Dragonflies and Damselflies are zooming around the Pineywoods. Other than being a delightfully pretty insect in East Texas, the dragonflies and damselflies perform a great service in the region by destroying mosquitoes, gnats, and other insects. These brightly colored creatures perform spectacular aerial displays thatiare sure to intrigue any onlooker and is becoming a popular wildlife viewing subject.
Dragonflies and Damselflies are types of insect belonging to the order Odonata, derived from the Greek word odonto meaning tooth. Damselflies have a narrow rectangular head, along with eyes separated by more than their own width. A dragonfly’s eyes are never separated by more than their own width. Both dragonflies and damselflies are predators. Even though dragonflies possess six legs like any other insects they are not capable of walking. They are usually found around lakes, ponds, streams and wetlands because their larvae, known as “nymphs”, are aquatic.
There is an estimated 435 species or ordonates living in North America, with more be recorded each year. Approximately 212 species or ordonates live in Texas.
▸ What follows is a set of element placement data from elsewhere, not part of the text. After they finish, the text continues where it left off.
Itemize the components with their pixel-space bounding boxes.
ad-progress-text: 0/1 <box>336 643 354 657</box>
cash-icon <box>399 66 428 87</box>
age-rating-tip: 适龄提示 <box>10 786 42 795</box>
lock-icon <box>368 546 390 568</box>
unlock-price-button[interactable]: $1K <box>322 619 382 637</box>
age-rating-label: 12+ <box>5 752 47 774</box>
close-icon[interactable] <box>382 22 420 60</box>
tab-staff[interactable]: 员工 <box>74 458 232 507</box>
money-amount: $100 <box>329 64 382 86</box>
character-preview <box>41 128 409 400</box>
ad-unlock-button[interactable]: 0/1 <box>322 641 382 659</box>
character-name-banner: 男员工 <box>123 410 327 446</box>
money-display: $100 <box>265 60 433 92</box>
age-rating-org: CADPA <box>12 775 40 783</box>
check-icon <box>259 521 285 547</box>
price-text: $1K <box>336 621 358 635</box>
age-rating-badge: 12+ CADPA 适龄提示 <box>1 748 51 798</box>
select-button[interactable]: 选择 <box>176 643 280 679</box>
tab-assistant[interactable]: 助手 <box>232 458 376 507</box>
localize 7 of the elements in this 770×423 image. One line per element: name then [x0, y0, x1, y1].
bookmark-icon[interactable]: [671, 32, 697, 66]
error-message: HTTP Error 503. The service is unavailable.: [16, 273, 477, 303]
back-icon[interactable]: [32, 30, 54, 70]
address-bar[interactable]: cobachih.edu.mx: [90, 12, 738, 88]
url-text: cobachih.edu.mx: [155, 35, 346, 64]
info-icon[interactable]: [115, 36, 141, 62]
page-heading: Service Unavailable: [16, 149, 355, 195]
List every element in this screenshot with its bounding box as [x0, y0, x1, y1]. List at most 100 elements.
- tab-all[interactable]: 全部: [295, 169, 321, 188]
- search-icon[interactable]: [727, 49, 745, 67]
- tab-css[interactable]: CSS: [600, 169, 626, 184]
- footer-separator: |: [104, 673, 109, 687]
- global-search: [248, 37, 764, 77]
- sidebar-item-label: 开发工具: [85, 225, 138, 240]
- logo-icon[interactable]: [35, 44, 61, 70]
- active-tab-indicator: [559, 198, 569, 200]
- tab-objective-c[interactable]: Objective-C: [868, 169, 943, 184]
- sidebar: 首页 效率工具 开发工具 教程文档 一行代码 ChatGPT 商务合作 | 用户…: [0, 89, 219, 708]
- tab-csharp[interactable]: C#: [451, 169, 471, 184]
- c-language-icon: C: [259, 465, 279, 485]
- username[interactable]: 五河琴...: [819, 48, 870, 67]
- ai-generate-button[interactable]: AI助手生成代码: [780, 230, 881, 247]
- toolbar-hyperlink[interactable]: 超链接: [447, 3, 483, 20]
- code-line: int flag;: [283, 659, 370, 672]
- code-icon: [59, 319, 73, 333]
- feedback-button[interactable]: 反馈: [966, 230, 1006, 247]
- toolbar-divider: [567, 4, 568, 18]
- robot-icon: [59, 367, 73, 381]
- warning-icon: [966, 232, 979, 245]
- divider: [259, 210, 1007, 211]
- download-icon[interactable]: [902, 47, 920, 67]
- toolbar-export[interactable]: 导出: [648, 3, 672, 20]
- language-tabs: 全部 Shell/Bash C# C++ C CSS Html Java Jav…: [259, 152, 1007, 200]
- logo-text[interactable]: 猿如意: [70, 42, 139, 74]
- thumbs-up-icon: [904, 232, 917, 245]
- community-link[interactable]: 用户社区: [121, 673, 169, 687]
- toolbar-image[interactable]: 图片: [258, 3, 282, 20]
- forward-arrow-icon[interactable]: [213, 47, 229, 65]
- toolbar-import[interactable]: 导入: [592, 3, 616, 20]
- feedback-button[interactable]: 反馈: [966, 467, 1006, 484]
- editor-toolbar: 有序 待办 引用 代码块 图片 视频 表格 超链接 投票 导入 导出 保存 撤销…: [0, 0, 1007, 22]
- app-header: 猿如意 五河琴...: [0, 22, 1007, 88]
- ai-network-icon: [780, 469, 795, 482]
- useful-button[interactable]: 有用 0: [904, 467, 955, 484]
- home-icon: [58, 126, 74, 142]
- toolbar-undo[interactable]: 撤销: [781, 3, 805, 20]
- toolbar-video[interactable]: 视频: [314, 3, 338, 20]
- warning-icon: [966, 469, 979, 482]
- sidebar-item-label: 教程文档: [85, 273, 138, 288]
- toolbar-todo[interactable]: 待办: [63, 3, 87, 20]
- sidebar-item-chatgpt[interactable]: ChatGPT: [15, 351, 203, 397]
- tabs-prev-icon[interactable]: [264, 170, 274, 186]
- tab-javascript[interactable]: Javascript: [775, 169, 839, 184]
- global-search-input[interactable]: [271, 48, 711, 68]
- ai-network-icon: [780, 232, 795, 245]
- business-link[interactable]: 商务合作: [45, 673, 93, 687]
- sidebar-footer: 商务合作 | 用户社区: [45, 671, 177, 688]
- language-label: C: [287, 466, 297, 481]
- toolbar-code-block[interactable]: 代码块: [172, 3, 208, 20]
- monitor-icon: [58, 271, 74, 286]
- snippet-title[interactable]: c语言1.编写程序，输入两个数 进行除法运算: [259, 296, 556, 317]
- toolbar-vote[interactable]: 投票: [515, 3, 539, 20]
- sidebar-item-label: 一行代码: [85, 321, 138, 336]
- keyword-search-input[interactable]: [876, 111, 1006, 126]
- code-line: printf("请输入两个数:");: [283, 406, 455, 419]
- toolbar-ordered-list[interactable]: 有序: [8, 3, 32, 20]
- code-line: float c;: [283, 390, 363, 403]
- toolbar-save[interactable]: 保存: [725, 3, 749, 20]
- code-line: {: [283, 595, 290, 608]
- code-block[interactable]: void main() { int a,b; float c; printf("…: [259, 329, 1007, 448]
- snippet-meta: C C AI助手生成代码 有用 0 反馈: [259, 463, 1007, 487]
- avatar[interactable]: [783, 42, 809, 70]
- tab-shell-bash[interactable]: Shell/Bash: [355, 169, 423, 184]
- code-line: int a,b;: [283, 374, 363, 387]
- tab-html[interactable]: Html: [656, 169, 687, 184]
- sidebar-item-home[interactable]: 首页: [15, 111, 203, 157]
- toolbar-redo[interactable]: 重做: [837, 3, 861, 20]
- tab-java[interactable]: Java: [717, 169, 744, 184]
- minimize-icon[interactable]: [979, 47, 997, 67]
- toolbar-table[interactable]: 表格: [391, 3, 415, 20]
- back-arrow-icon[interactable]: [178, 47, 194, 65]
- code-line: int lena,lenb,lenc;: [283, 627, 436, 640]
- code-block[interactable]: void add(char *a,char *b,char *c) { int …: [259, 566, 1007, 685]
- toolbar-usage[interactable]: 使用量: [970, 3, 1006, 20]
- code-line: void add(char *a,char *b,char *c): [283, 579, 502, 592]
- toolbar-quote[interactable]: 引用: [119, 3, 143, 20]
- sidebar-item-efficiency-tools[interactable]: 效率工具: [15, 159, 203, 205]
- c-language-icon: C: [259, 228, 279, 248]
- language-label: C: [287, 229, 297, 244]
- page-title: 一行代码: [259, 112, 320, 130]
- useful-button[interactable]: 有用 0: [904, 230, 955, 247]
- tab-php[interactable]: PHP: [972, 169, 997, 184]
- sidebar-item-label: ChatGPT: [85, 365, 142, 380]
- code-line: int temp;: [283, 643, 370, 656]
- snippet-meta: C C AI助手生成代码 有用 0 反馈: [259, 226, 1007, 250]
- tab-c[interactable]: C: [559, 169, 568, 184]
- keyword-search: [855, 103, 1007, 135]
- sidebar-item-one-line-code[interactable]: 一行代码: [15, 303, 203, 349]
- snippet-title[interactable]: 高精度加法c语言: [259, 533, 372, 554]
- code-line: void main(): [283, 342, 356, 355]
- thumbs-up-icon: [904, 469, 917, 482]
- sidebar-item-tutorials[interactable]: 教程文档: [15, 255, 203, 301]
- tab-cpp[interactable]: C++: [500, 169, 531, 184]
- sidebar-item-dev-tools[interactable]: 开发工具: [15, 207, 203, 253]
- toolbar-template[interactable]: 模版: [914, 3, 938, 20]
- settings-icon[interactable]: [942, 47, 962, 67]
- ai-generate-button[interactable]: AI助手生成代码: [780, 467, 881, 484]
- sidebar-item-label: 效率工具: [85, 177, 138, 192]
These insects are most active when temperatures are above 65 degrees Fahrenheit. Some Dragonflies and Damselflies are attracted to the acidic conditions of the bogs of East Texas, while others may prefer running streams and still others make their homes in ponds or slow moving water. When searching for dragonflies or damselflies, look for as many different aquatic habitats as possible.
Approximately 15 percent or one in six species of North American dragonflies are at risk of extinction, including some Gulf Coast species. Habitat features most important to the conservation of Dragonflies and Damselflies include pristine streams, arid land streams and ponds, sand bottomed lakes, bogs and fens.
Close-focusing binoculars have enabled insect watchers to observe dragonflies and damselflies in their natural habitat without disturbing them. Binoculars are capable of clearly showing the insects colorful markings and detailed wing patterns. Just a few years ago the only demand for binoculars came from that of hunters, birders, and often did not have a focus distance less than 10 feet. Insect watching has become increasingly popular and in turn demanded close focusing binoculars.
Photography is the only reliable way to preserve color in Dragonflies and Damselflies for later reference and identification. Photographing these beautiful insects will provide you with the opportunity to share your experiences and knowledge with other enthusiasts.